Притронувшись опять к краю шляпы, неуклюжий надсмотрщик спустился со ступенек веранды и сел в седло. Когда он отъехал, Элли Мэй вошла в дом, оставив мужа одного сидеть в кресле-качалке. Выдался замечательный апрельский день, просторные лужайки «Феарвью» сочно зеленели после обильных весенних дождей. Под высокими дубами высыпали кучки ярко-красных и розовых цветов. Большой кирпичный дом представлял собой своего рода архитектурный шаблон с белыми колоннами и портиком. Но тем не менее дом производил эффектное впечатление, и из него открывался потрясающий вид на спуск к неторопливым водам реки Раппаханнок. Пинеас был доволен собой — он находился в зените своего влияния в Вашингтоне, а табачная плантация приносила ему настоящее состояние.

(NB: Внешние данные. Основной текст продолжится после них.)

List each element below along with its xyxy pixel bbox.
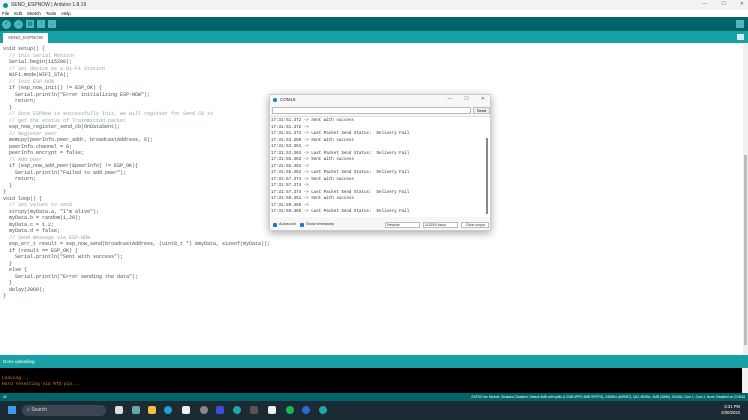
serial-monitor-controls: — ☐ ✕ [447, 96, 485, 102]
serial-monitor-footer: Autoscroll Show timestamp Newline 115200… [270, 222, 490, 230]
console-scrollbar[interactable] [742, 368, 748, 393]
baud-rate-select[interactable]: 115200 baud [423, 222, 458, 228]
arduino-logo-icon [273, 97, 277, 102]
minimize-button[interactable]: — [702, 1, 707, 7]
console-output: Leaving... Hard resetting via RTS pin... [0, 368, 742, 393]
menu-help[interactable]: Help [61, 11, 70, 16]
taskbar [0, 401, 748, 420]
menu-file[interactable]: File [2, 11, 9, 16]
date: 6/30/2023 [721, 410, 740, 415]
arduino-logo-icon [3, 2, 8, 8]
serial-monitor-title: COM18 [280, 97, 296, 102]
send-button[interactable]: Send [473, 107, 490, 114]
toolbar: ✓ → ▤ ↑ ↓ [0, 17, 748, 31]
new-button[interactable]: ▤ [26, 20, 34, 28]
bottom-status-bar: 49 ESP32 Dev Module, Disabled, Disabled,… [0, 393, 748, 401]
close-button[interactable]: ✕ [740, 1, 744, 7]
autoscroll-label: Autoscroll [279, 222, 296, 226]
taskbar-search[interactable]: ⌕ Search [22, 405, 106, 416]
menu-tools[interactable]: Tools [46, 11, 57, 16]
window-title: SEND_ESPNOW | Arduino 1.8.19 [11, 2, 87, 8]
menu-edit[interactable]: Edit [14, 11, 22, 16]
clear-output-button[interactable]: Clear output [461, 222, 489, 228]
serial-output[interactable]: 17:31:51.372 -> Sent with success 17:31:5… [270, 116, 490, 217]
upload-button[interactable]: → [14, 19, 23, 29]
windows-start-icon[interactable] [8, 406, 16, 414]
tab-bar [0, 31, 748, 43]
save-button[interactable]: ↓ [48, 20, 56, 28]
title-bar: SEND_ESPNOW | Arduino 1.8.19 [0, 0, 748, 10]
app-icon[interactable] [268, 406, 276, 414]
console-line: Hard resetting via RTS pin... [2, 382, 81, 387]
close-button[interactable]: ✕ [481, 96, 485, 102]
code-line: } [3, 293, 7, 299]
spotify-icon[interactable] [286, 406, 294, 414]
serial-output-scrollbar[interactable] [486, 138, 488, 214]
status-message: Done uploading [0, 355, 748, 368]
serial-input[interactable] [272, 107, 471, 114]
line-ending-select[interactable]: Newline [385, 222, 420, 228]
serial-monitor-button[interactable] [736, 20, 744, 28]
menu-sketch[interactable]: Sketch [27, 11, 41, 16]
serial-output-line: 17:31:59.365 -> Last Packet Send Status:… [271, 210, 410, 214]
clock[interactable]: 5:31 PM 6/30/2023 [721, 404, 740, 416]
app-icon[interactable] [216, 406, 224, 414]
file-explorer-icon[interactable] [148, 406, 156, 414]
arduino-icon[interactable] [319, 406, 327, 414]
show-timestamp-checkbox[interactable] [300, 223, 304, 227]
serial-monitor-window: COM18 — ☐ ✕ Send 17:31:51.372 -> Sent with… [269, 94, 491, 231]
maximize-button[interactable]: ☐ [721, 1, 725, 7]
maximize-button[interactable]: ☐ [464, 96, 468, 102]
app-icon[interactable] [250, 406, 258, 414]
board-info: ESP32 Dev Module, Disabled, Disabled, De… [471, 395, 745, 399]
menu-bar: File Edit Sketch Tools Help [0, 10, 748, 17]
app-icon[interactable] [200, 406, 208, 414]
store-icon[interactable] [182, 406, 190, 414]
autoscroll-checkbox[interactable] [273, 223, 277, 227]
tab-menu-button[interactable] [737, 34, 744, 40]
show-timestamp-label: Show timestamp [306, 222, 335, 226]
app-icon[interactable] [132, 406, 140, 414]
task-view-icon[interactable] [115, 406, 123, 414]
minimize-button[interactable]: — [447, 96, 452, 102]
arduino-icon[interactable] [233, 406, 241, 414]
search-label: Search [31, 407, 48, 413]
editor-scroll-thumb[interactable] [744, 155, 747, 345]
window-controls: — ☐ ✕ [702, 1, 744, 7]
steam-icon[interactable] [302, 406, 310, 414]
edge-icon[interactable] [164, 406, 172, 414]
code-line: esp_err_t result = esp_now_send(broadcas… [3, 241, 271, 247]
tab-send-espnow[interactable]: SEND_ESPNOW [3, 33, 49, 43]
open-button[interactable]: ↑ [37, 20, 45, 28]
code-text[interactable]: void setup() { // Init Serial Monitor Se… [3, 46, 270, 300]
verify-button[interactable]: ✓ [2, 19, 11, 29]
line-number: 49 [3, 395, 7, 399]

История с Лизой в своем роде была вишенкой наверху порции сливочного мороженого с фруктами. Он дремал, над его головой жужжала муха, когда его вдруг пробудил отдаленный вопль. Он привстал и увидел, что к дому бежит черная женщина. На ее голове был цветной платок в горошек, одета она была в черное платье с белым фартуком.

— Масса! Масса! — истошно вопила она.

— Что за шум? — проворчал сенатор.

Из дома вышла Элли Мэй.

— Это Сара, — объяснила она.

— Масса, пожалуйста… они убивают моего мальчика! Пожалуйста, масса, остановите порку… они убивают Такера! О Господи, пожалуйста, масса… Такер хороший мальчик… пожалуйста!

Женщина, рыдая, остановилась у веранды, в отчаянии сжав прижатые к груди руки.

— Я же сказала тебе, что она огорчится, — вздохнула Элли Мэй.

— Прекрати этот шум! — приказал Пинеас, вставая со своей качалки и подходя к перилам веранды.

— О, пожалуйста, они в кровь испороли всю его спину! Такеру всего семнадцать… Мистер Макнелли засечет его до смерти!

— Тихо! — рявкнул Пинеас. — Проклятая баба, прекрати этот адский гвалт! Твой сын вор и заслужил наказание.

— Он просто украл одного цыпленка, масса… он такой голодный…

Элли Мэй, нахмурившись, подошла к мужу.

— Сара, — обратилась она к женщине, — ты поднимаешь истерику по пустякам.

— Пустякам? — прошептала женщина. — Моего сына секут до смерти! О, пожалуйста, хозяйка. Вы тоже мать… пожалуйста…

Элли Мэй почувствовала себя неловко. Она обратилась к мужу:

— Мы же не станем увечить этого парня, — сказала она.

Пинеас казался раздосадованным.

— Вы, бабы, чересчур мягкотелые, — в сердцах выпалил он. — Вы портите этих черномазых! Хорошо, женщина, — обратился он к Саре, — я поеду в ваш квартал и прекращу порку. Но смотри, чтобы отныне и впредь твой сын вел себя как следует.